No one wins when life is a charade

Suzanne Power

Two things worry me: lies and pretence. Like love and marriage you can't have one without the other. If you lie you're stuck with acting out a pretence and, if you do that, at some stage you have to tell another lie.

My policy is no matter how much it hurts, tell it straight. I've ended up in the Sahara socially for such a policy but it's warm there and I bring enough water to get to the next oasis. If I am the only one with an opinion I don't pretend not to have it.

A couple of days ago my hackles were raised by someone who I have heard discuss the arses of the opposite sex in terms that would make a rugby player blush. She's female and partial to her own opinions. I have no trouble with her bawdy buttock appraisal, but now it appears she hasn't spoken to her husband for six weeks because he passed a compliment on another female's appearance.

"There's nothing wrong with a woman who looks like you," he told a friend of ours who has had her heart broken. "There's only something wrong with the man who left you."

"Now his wife won't speak to me or him because she thinks we've been eyeing each other up. I knew as soon as he said it that she had a problem," the complimented woman told me. "I feel like I've done something wrong."

I reminded her of a party where the jealous wife divided all husbands onto two different sofas. We thought it was a party game (not the kind with keys) but the lads started to look a little uncomfortable when she made them twirl for her before she confirmed her decisions. One couch was full of Haves and the other was Have Nots.

"Have not what?" One of them asked.

"Sexy body," her reply had a few bubbles in it and a slur. "I'd be naughty with you lot, but not you lot."

"I thought we were going to play Charades," another of the innocent suspects said.
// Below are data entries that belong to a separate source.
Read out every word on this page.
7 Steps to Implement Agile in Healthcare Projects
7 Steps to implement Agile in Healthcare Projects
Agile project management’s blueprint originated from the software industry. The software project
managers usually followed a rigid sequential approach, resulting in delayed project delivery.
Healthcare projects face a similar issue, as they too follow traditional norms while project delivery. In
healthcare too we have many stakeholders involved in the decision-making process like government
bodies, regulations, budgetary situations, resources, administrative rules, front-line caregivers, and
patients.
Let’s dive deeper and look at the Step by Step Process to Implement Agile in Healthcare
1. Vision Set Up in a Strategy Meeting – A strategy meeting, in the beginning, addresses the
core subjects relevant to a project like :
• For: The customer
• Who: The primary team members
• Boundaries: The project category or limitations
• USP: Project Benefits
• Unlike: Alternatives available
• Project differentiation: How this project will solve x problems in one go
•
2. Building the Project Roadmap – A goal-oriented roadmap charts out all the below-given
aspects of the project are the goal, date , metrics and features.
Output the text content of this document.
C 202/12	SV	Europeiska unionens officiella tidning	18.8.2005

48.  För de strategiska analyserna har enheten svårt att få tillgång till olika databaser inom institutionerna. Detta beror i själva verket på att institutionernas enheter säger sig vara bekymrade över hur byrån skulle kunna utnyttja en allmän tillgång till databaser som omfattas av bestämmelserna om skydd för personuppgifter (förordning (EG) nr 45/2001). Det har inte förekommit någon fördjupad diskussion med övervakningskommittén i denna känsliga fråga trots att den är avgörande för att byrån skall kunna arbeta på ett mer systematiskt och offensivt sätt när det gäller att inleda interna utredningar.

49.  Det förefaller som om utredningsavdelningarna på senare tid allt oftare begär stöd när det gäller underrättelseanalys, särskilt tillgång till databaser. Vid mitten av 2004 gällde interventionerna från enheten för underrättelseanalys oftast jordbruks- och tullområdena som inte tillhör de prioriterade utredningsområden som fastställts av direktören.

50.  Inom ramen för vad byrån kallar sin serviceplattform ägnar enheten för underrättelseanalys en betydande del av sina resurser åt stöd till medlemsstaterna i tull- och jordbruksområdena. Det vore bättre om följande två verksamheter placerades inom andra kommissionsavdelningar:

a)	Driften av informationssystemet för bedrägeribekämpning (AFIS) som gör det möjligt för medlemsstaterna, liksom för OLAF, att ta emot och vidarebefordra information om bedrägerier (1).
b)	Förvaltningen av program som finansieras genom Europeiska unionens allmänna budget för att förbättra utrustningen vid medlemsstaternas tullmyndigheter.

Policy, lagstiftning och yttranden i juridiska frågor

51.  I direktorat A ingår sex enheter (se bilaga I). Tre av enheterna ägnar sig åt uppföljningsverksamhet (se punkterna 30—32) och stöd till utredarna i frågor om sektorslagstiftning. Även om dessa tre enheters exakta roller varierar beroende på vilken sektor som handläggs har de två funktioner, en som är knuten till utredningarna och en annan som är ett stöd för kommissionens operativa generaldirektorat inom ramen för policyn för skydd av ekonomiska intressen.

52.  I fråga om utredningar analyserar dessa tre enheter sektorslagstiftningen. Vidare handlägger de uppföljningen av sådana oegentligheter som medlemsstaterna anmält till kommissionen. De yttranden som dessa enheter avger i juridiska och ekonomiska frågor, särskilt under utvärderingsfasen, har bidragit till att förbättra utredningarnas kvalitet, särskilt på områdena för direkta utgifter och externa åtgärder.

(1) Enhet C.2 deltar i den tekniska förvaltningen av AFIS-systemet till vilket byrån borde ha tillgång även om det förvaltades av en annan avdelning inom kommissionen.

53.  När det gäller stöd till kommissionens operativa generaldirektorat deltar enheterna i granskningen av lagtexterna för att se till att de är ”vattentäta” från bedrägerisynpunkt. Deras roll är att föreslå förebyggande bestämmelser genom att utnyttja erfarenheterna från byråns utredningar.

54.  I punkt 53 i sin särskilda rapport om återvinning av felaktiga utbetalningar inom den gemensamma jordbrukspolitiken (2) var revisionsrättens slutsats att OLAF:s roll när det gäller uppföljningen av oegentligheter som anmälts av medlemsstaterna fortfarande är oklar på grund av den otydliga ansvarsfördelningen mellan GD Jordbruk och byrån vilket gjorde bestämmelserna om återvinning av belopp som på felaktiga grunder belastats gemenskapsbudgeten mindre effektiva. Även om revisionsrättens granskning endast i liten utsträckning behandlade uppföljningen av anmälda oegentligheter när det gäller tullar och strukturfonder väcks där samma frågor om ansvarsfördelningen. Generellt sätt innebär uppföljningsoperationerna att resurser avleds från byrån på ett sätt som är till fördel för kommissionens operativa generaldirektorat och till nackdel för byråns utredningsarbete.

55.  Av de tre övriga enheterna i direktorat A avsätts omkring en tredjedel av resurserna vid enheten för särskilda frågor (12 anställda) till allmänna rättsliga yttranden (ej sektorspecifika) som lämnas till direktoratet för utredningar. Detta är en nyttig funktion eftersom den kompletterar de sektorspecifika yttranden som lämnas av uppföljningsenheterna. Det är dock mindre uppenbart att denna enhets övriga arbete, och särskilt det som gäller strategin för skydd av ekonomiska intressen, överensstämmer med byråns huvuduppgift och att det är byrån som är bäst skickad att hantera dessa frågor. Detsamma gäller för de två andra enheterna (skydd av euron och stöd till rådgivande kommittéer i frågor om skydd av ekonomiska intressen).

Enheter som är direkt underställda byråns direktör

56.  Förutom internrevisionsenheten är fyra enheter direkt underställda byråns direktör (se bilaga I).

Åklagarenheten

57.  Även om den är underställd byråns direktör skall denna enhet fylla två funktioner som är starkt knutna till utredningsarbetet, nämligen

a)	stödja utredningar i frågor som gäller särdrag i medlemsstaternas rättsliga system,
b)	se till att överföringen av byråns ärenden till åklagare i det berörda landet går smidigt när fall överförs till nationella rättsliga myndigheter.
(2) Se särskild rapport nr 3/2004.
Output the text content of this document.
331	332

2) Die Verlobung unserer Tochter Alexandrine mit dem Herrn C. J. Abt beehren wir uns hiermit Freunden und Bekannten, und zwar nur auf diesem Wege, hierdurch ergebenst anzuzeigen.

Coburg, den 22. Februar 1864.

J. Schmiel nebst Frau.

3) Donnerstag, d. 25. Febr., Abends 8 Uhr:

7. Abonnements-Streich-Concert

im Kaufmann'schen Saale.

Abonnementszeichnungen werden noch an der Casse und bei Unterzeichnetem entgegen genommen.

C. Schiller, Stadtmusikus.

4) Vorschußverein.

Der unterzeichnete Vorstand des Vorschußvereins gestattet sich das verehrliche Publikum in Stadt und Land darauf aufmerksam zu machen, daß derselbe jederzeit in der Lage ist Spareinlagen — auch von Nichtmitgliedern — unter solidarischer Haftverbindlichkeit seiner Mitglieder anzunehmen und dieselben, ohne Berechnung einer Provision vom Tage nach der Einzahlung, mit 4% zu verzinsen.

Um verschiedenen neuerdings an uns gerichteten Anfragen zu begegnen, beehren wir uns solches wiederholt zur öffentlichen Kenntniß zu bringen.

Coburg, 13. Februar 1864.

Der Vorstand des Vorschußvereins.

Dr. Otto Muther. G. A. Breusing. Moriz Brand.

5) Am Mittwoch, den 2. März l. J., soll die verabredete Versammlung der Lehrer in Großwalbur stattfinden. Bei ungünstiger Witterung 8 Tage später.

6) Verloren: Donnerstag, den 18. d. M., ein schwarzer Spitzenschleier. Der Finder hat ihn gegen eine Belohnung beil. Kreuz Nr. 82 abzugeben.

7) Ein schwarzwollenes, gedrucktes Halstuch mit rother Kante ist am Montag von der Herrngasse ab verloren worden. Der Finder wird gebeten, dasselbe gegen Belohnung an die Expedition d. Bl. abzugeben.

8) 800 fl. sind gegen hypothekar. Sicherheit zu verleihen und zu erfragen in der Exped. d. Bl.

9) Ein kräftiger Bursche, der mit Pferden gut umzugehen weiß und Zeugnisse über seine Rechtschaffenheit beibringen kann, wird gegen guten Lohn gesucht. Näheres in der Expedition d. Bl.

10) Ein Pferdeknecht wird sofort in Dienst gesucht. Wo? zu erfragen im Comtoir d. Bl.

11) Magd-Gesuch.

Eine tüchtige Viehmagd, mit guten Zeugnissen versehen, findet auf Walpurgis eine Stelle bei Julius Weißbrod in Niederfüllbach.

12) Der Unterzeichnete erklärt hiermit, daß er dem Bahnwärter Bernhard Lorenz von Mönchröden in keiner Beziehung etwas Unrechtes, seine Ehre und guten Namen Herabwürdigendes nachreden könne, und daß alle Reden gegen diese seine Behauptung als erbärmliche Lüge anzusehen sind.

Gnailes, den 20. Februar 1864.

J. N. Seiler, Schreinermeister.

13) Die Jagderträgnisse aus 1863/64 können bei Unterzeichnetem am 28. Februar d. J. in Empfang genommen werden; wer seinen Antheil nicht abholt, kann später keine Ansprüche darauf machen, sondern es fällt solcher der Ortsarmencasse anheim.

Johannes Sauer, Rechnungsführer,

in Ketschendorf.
Everyone went horribly quiet then slid off home a few minutes after. My husband didn't make it into her favourites: "I'd be worried if she was after me, she's a tank in a bra," he put it bluntly.

It's fine to be lecherous but when you have decided to lie to yourself about it, when you humiliate your husband publicly then snub him and a friend you've known for years when a feel-good exchange passed between them for all the right reasons in a clear hour of need, you're pretending you're a saint and you're lying that they're not.


He gave her a tiny teaspoon from the bottle she has been dosing him with for years and she proved how little she can take what she dishes out. When you expect to get away with murder and arrest someone for larceny it indicates an insecurity that allows you to make others feel small and yourself taller by belittlement. Not nice to watch and worse to live with.

I like a good-looking man as much as the next woman and I don't see why my husband can't admire good-looking women. I didn't leash him when I married him. Marriage is not a licence to say what you like to other people's husbands, particularly when your own is not allowed to blink.

My excommunicated friend tells me the husband, who works with her, is secretly delighted that his wife is not speaking to him.

"He's watched more Sky Sports on the second television in the past six weeks than in the entire marriage. In fact he told me he hopes it goes on until after Christmas."

Sometimes the lies we tell ourselves and the pretence we practise benefits others more than ourselves.